Spain opposes EU-wide Huawei and ZTE telecoms ban
TL;DR
- Spain opposed the European Commission's proposal for a mandatory EU-wide ban on Huawei and ZTE telecoms equipment during talks on the new European Cybersecurity Act.
- Spain wants member states to keep national authority to decide which suppliers pose structural security risks.
- The Commission wants current recommendations turned into obligations, including a three-year deadline to replace Chinese vendors in mobile networks and an extension to fixed and satellite networks.
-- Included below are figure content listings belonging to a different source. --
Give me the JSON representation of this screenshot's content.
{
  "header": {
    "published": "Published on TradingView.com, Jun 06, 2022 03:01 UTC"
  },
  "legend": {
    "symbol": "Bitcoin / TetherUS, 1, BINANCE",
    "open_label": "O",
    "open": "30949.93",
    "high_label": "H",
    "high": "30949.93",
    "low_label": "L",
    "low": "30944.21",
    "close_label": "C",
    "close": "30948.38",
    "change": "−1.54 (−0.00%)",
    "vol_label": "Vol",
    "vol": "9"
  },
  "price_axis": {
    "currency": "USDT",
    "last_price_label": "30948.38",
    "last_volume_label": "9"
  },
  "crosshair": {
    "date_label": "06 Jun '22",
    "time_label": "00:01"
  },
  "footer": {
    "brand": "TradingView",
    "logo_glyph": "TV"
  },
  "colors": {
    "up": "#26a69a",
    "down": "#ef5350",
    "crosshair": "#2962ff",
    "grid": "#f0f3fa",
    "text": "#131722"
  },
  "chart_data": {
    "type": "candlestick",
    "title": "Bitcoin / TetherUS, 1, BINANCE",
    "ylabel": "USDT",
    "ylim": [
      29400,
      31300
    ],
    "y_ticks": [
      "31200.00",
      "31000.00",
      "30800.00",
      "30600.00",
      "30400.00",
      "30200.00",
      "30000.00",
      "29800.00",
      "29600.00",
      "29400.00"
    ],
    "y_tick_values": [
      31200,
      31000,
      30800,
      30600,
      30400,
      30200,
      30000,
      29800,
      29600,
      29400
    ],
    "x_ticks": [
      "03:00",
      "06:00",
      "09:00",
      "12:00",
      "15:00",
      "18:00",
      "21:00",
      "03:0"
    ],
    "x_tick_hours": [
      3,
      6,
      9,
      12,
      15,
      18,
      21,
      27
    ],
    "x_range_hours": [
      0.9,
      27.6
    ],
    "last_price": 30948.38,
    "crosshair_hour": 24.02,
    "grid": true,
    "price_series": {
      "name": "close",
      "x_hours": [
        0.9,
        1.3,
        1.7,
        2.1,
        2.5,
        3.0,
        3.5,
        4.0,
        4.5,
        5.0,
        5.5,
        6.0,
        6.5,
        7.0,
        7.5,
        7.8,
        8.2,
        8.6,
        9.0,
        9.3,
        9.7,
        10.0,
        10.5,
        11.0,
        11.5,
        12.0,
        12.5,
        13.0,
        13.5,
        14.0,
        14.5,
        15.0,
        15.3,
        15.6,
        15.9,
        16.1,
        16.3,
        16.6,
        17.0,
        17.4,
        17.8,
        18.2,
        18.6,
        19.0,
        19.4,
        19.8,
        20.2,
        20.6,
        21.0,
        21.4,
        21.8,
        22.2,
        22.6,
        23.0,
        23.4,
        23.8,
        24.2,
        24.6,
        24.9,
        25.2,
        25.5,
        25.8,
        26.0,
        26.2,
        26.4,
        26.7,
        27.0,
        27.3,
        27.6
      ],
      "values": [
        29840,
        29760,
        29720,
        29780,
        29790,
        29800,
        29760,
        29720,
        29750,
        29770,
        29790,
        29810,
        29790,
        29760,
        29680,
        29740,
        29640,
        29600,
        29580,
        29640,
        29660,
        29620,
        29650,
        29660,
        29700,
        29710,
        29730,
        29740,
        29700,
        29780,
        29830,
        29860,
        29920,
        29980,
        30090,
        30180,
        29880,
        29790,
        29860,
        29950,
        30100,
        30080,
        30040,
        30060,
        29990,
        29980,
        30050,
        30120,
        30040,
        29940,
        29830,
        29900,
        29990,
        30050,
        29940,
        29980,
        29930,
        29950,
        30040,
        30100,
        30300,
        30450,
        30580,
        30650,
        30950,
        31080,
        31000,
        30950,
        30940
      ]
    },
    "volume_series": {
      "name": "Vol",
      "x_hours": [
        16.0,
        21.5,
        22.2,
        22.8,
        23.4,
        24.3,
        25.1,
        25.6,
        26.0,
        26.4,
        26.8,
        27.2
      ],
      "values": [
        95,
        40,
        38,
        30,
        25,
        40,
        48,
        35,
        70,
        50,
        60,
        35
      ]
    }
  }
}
Spain opposed the European Commission's proposal for a general and mandatory ban on Huawei and ZTE equipment in European telecoms networks during negotiations on the new European Cybersecurity Act. The Spanish government said national governments, not the Commission, should retain authority to decide which suppliers present structural risks to national security.
Spain's position was stated by Digital Transformation and Civil Service Minister Óscar López. According to ministerial sources cited by Mobile World Live, Spain supports supplier classification based on technical, objective, proportionate and viable criteria that provide legal certainty, rather than supranational political bans. The report also said Spain has not used its 2020 cybersecurity law to restrict Huawei, despite having the legal basis to do so.
The European Commission wants existing recommendations to become binding obligations, with a three-year deadline to replace Chinese vendors in mobile networks and a broader ban covering fixed and satellite networks. The report said the UK, France, Sweden, Portugal and the Baltic states have already banned Huawei and ZTE equipment in both core and radio access network infrastructure, while Italy, Belgium and Germany are applying similar limits. Spain remains among the few large European countries that resist classifying Huawei and ZTE as high-risk vendors.
According to Expansión, Spain's position is backed by operators including Telefónica, Orange and Deutsche Telekom. The operators are concerned that forced replacement of Chinese equipment would create high costs and major technical difficulties. Industry data cited in the report said the replacement process could cost tens of billions of euros across Europe.